Inside the old Victorian house, the walls were covered with maps and whiteboards crowded with notes, bullet points and diagrams. “This is how we’re going to make our strong argument to receive a good portion of the cap and trade money,” Jefferson said.
Cap and trade sets a ceiling on carbon dioxide emissions, requiring polluters to pay for extra emissions by purchasing allowances in quarterly auctions organized by the state. After Europe, California has the second largest cap and trade program in the world.
Cap and trade will help California achieve its goal of cutting greenhouse gases by 30 percent by 2020 and 80 percent by 2050. It will also add billions of dollars to the state’s greenhouse gas fund, which will be used for environmental projects.
In 2012, after pressure by advocacy groups, California passed Senate Bill 535, which requires 25 percent of the proceeds from the cap and trade program to be spent on projects that will benefit low-income communities burdened by pollution. This year, that amounts to around $210 million, according to CalEPA’s website.
Communities and advocacy groups like Urban Releaf that want to receive money from the cap and trade fund will submit their project proposals by November 13, Jefferson said, while getting into his car to drive to Urban Releaf’s proposed project area. “Priority will be given to areas that have been identified as most disadvantaged,” he said, pointing to CalEPA’s digital map. CalEPA has divided the state into census tracts, identifying disadvantaged communities according to pollution, public health and poverty levels.

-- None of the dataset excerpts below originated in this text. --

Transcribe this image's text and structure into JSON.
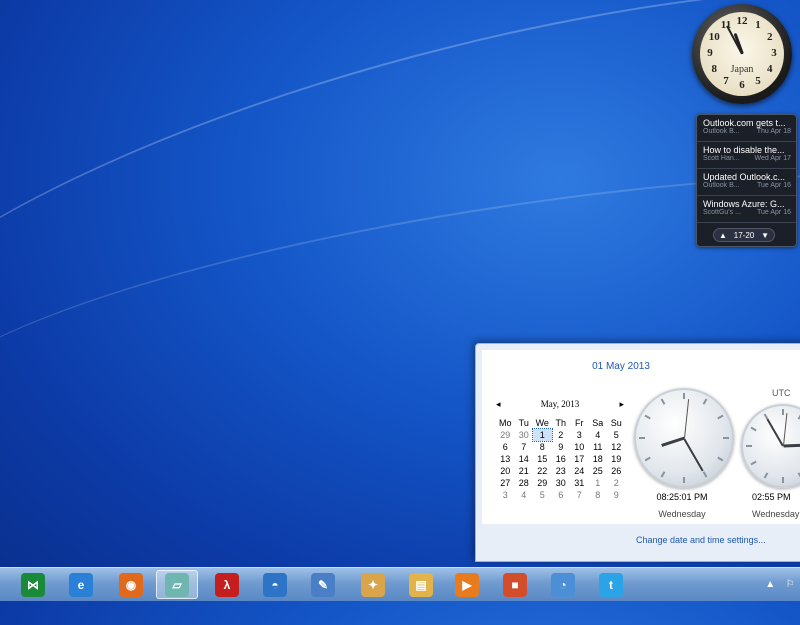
{
  "clock_gadget": {
    "city": "Japan",
    "numbers": [
      "12",
      "1",
      "2",
      "3",
      "4",
      "5",
      "6",
      "7",
      "8",
      "9",
      "10",
      "11"
    ]
  },
  "feed": {
    "items": [
      {
        "title": "Outlook.com gets t...",
        "source": "Outlook B...",
        "date": "Thu Apr 18"
      },
      {
        "title": "How to disable the...",
        "source": "Scott Han...",
        "date": "Wed Apr 17"
      },
      {
        "title": "Updated Outlook.c...",
        "source": "Outlook B...",
        "date": "Tue Apr 16"
      },
      {
        "title": "Windows Azure: G...",
        "source": "ScottGu's ...",
        "date": "Tue Apr 16"
      }
    ],
    "pager": {
      "prev": "▲",
      "range": "17-20",
      "next": "▼"
    }
  },
  "flyout": {
    "date_heading": "01 May 2013",
    "calendar": {
      "prev": "◂",
      "next": "▸",
      "month_label": "May, 2013",
      "weekdays": [
        "Mo",
        "Tu",
        "We",
        "Th",
        "Fr",
        "Sa",
        "Su"
      ],
      "weeks": [
        [
          "29",
          "30",
          "1",
          "2",
          "3",
          "4",
          "5"
        ],
        [
          "6",
          "7",
          "8",
          "9",
          "10",
          "11",
          "12"
        ],
        [
          "13",
          "14",
          "15",
          "16",
          "17",
          "18",
          "19"
        ],
        [
          "20",
          "21",
          "22",
          "23",
          "24",
          "25",
          "26"
        ],
        [
          "27",
          "28",
          "29",
          "30",
          "31",
          "1",
          "2"
        ],
        [
          "3",
          "4",
          "5",
          "6",
          "7",
          "8",
          "9"
        ]
      ]
    },
    "local_clock": {
      "time": "08:25:01 PM",
      "day": "Wednesday"
    },
    "utc_clock": {
      "label": "UTC",
      "time": "02:55 PM",
      "day": "Wednesday"
    },
    "settings_link": "Change date and time settings..."
  },
  "taskbar": {
    "apps": [
      {
        "name": "visual-studio-icon",
        "glyph": "⋈",
        "color": "#1a8a3a",
        "active": false
      },
      {
        "name": "internet-explorer-icon",
        "glyph": "e",
        "color": "#2a7fd6",
        "active": false
      },
      {
        "name": "firefox-icon",
        "glyph": "◉",
        "color": "#e0691b",
        "active": false
      },
      {
        "name": "notes-app-icon",
        "glyph": "▱",
        "color": "#6fb6b0",
        "active": true
      },
      {
        "name": "adobe-reader-icon",
        "glyph": "λ",
        "color": "#c41e1e",
        "active": false
      },
      {
        "name": "live-writer-icon",
        "glyph": "◓",
        "color": "#2e74c6",
        "active": false
      },
      {
        "name": "paint-brush-icon",
        "glyph": "✎",
        "color": "#4a7fc8",
        "active": false
      },
      {
        "name": "paint-palette-icon",
        "glyph": "✦",
        "color": "#d9a44a",
        "active": false
      },
      {
        "name": "file-explorer-icon",
        "glyph": "▤",
        "color": "#e1b34a",
        "active": false
      },
      {
        "name": "media-player-icon",
        "glyph": "▶",
        "color": "#e77b1e",
        "active": false
      },
      {
        "name": "office-icon",
        "glyph": "■",
        "color": "#d44d2a",
        "active": false
      },
      {
        "name": "github-icon",
        "glyph": "◔",
        "color": "#4d8fd6",
        "active": false
      },
      {
        "name": "twitter-icon",
        "glyph": "t",
        "color": "#2aa4e6",
        "active": false
      }
    ],
    "tray": {
      "expand": "▲",
      "flag": "⚐"
    }
  }
}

Almost $16 million have been set aside for urban forestry projects in California, according to CalFire’s urban forester John Melvin. “We are asking for $1 million to plant 2,000 trees,” Jefferson said, while driving through the neighborhoods of East Oakland, where the absence of trees is striking.
“Asthma rates are alarmingly high here, because of pollution and lack of trees. Poverty levels are also very high,” he said as he drove along San Leandro Avenue, between I-880 and the BART railroad tracks. Here, industrial plants are located near homes, and many empty lots have been transformed into illegal dumps.

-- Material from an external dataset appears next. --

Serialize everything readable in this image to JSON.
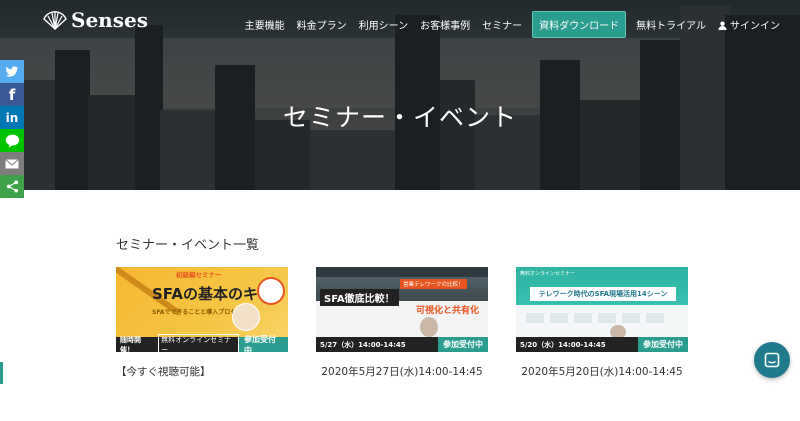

Each tree costs between $200 and $2,000 to plant and maintain. “But the funding won’t go only to the trees,” Jefferson said, parking in front of New Highland Academy. “We are training community members and school kids to become volunteers, introducing urban forestry into schools.” Last year, the academy, with the help of Urban Releaf, planted trees all around the school, giving a completely different feel to the block. If it receives the requested money, Urban Releaf plans to do the same at other schools in the area.
Communities between San Leandro Avenue and International Avenue, as well as in other transportation corridors, where pollution is concentrated, are in urgent need of more trees. “The standard amount of tree coverage in an urban environment is 40 percent,” Jefferson said. But in this area trees cover less than 10 percent. “Our long term goal is to reach 50 percent,” he said. That represents about one million trees. “The first 2,000 are just a beginning,” he said.

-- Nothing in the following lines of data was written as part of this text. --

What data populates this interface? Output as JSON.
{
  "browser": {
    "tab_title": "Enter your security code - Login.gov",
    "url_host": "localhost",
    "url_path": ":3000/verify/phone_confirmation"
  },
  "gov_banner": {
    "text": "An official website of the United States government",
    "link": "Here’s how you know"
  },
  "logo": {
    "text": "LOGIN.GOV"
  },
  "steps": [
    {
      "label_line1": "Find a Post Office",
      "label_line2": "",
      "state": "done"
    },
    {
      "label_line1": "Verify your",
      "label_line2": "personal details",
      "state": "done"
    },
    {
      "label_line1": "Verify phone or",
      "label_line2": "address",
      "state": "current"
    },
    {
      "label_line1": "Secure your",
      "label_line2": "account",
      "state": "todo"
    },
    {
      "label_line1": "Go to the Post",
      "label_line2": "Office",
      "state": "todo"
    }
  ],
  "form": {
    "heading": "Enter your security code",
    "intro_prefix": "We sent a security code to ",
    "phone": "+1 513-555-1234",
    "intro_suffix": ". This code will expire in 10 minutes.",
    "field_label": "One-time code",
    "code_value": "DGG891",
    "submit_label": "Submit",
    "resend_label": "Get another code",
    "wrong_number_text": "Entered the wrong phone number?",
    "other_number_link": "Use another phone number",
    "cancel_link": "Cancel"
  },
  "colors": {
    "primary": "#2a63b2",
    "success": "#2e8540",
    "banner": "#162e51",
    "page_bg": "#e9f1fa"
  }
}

As we drove back to Urban Releaf’s offices, Jefferson said that other groups doing similar work collaborate with Urban Releaf and are also applying for cap and trade funding. Urban Releaf can’t do all the work on its own. According to Jefferson, it is best if the funds are spread across the community. “This way we can really make a difference,” he said.
Since the annual revenue from California’s cap and trade program will likely increase, low income communities burdened by pollution should expect to receive more funds aimed at benefiting disadvantaged communities.
This is a revised version of an article that first appeared on October 15. It has been updated and also includes the following corrections: The original headline and first paragraph gave the false impression that the funds Urban Releaf will apply for in November are guaranteed. The group won’t submit its application until next month, as the article also states, and the outcome of the bidding process is uncertain. “State Bill” has been changed to “Senate Bill.” In one of the photo captions, Urban Releaf was misspelled. North Oakland and West Oakland were misidentified.